A CVV is the three- or four-digit security code printed on your credit card, separate from your main card number. It exists to prove you physically have the card in hand when you’re making a purchase online or over the phone. You’ll be asked for it at checkout on virtually every e-commerce site, and understanding what it is and where to find it takes about two minutes.
Where to Find It on Your Card
The location and length of the code depend on your card’s payment network.
- Visa, Mastercard, and Discover: A three-digit number printed on the back of the card, usually in or near the signature panel.
- American Express: A four-digit number printed on the front of the card, above and to the right of the card number. It’s printed flat on the surface rather than embossed like the account number.
The code is always printed, never embedded in the chip or encoded on the magnetic stripe. That’s a deliberate design choice: it means someone who skims your card’s magnetic data at a compromised terminal still won’t capture the CVV.
Why Each Network Calls It Something Different
You’ll sometimes see the code referred to as a CVC, CID, or CSC instead of CVV. These are just different names from different card networks for the same thing. Visa calls it a Card Verification Value (CVV). Mastercard uses Card Validation Code (CVC). American Express labels it a Card Identification number (CID). Discover calls it a Card Identification Number as well.
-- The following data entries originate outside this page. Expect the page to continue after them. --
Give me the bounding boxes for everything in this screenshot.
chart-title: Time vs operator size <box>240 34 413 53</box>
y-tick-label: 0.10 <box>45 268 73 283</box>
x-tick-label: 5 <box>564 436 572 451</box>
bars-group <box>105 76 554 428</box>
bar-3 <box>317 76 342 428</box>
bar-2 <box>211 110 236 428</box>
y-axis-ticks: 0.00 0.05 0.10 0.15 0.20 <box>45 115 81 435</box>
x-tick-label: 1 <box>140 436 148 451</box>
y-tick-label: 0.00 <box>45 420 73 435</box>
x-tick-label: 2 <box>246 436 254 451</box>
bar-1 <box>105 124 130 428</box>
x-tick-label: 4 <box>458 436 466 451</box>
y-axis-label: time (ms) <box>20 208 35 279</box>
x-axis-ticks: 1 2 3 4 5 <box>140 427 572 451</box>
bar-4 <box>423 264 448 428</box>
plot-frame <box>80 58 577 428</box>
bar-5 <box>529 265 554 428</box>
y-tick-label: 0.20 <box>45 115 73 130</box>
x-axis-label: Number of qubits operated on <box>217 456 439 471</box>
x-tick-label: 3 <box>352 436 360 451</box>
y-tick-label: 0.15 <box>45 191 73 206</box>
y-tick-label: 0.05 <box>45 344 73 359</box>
When a website’s checkout form asks for a “security code,” “CVV,” or “CVC,” they all mean the same number on your card.
How It Protects You During Online Purchases
The CVV is specifically designed for “card not present” transactions, meaning any purchase where the merchant can’t physically verify your card’s chip or magnetic stripe. That includes online shopping, phone orders, and mail orders. When you type in the CVV, the merchant passes it along to your card issuer as part of the authorization request. Your issuer checks whether the code matches what’s on file for your card, and that result factors into the decision to approve or decline the transaction.
The logic is straightforward: if a thief steals just your card number (from a data breach, a phishing email, or a compromised database), they still can’t complete a purchase without the CVV. It’s an extra layer that narrows the window for fraud, though it’s not foolproof on its own.
Merchants Cannot Keep Your CVV on File
Industry security rules, specifically the PCI Data Security Standard, classify the CVV as “sensitive authentication data.” Merchants are required to delete it from their systems once your transaction has been authorized. They cannot store it for future purchases, even if you ask them to. This applies to card-on-file arrangements and recurring billing as well. A retailer that saves your card for easy reordering keeps your card number and expiration date but is prohibited from retaining the CVV.
That’s why sites with your card saved often ask you to re-enter the CVV when you come back to buy something. It’s not a glitch or bad design. They’re following the rules, and it’s actually protecting you. If that merchant’s database is ever breached, your CVV won’t be in it.
Only card issuers (the banks that issue your credit card) are permitted to store CVV data, since they need it on file to verify the codes customers submit.
CVV vs. PIN
These two codes serve different purposes and work in different situations. Your PIN is a four-digit number you chose or were assigned when you opened your account. It’s used for in-person transactions at ATMs and store payment terminals, and it’s never printed on your card. You keep it in your head.
Your CVV, by contrast, is printed directly on the card and is used for remote transactions where no one can verify the physical card. Think of it this way: the PIN proves you’re the authorized cardholder when you’re standing in front of a machine, while the CVV proves you’re holding the card when you’re sitting at a computer.
Keeping Your CVV Safe
Because the CVV’s entire value is proving card possession, the most important thing is making sure no one else gets the number. Never share it over email or text. Be cautious of phone calls claiming to be your bank and asking for the code; legitimate issuers already have it on file and don’t need you to read it back. When shopping online, stick to secure sites (look for “https” in the address bar) and avoid entering your CVV on public or shared computers.
Some people memorize their CVV and then cover it with a small sticker or marker on the physical card. That way, if the card is lost or stolen, a thief can’t simply flip it over and read the code. This is a matter of personal preference, but it does add a practical layer of protection as long as you can recall the number when you need it.
If you suspect your CVV has been compromised, contact your card issuer and request a new card. The replacement will come with a new CVV, immediately rendering the old one useless.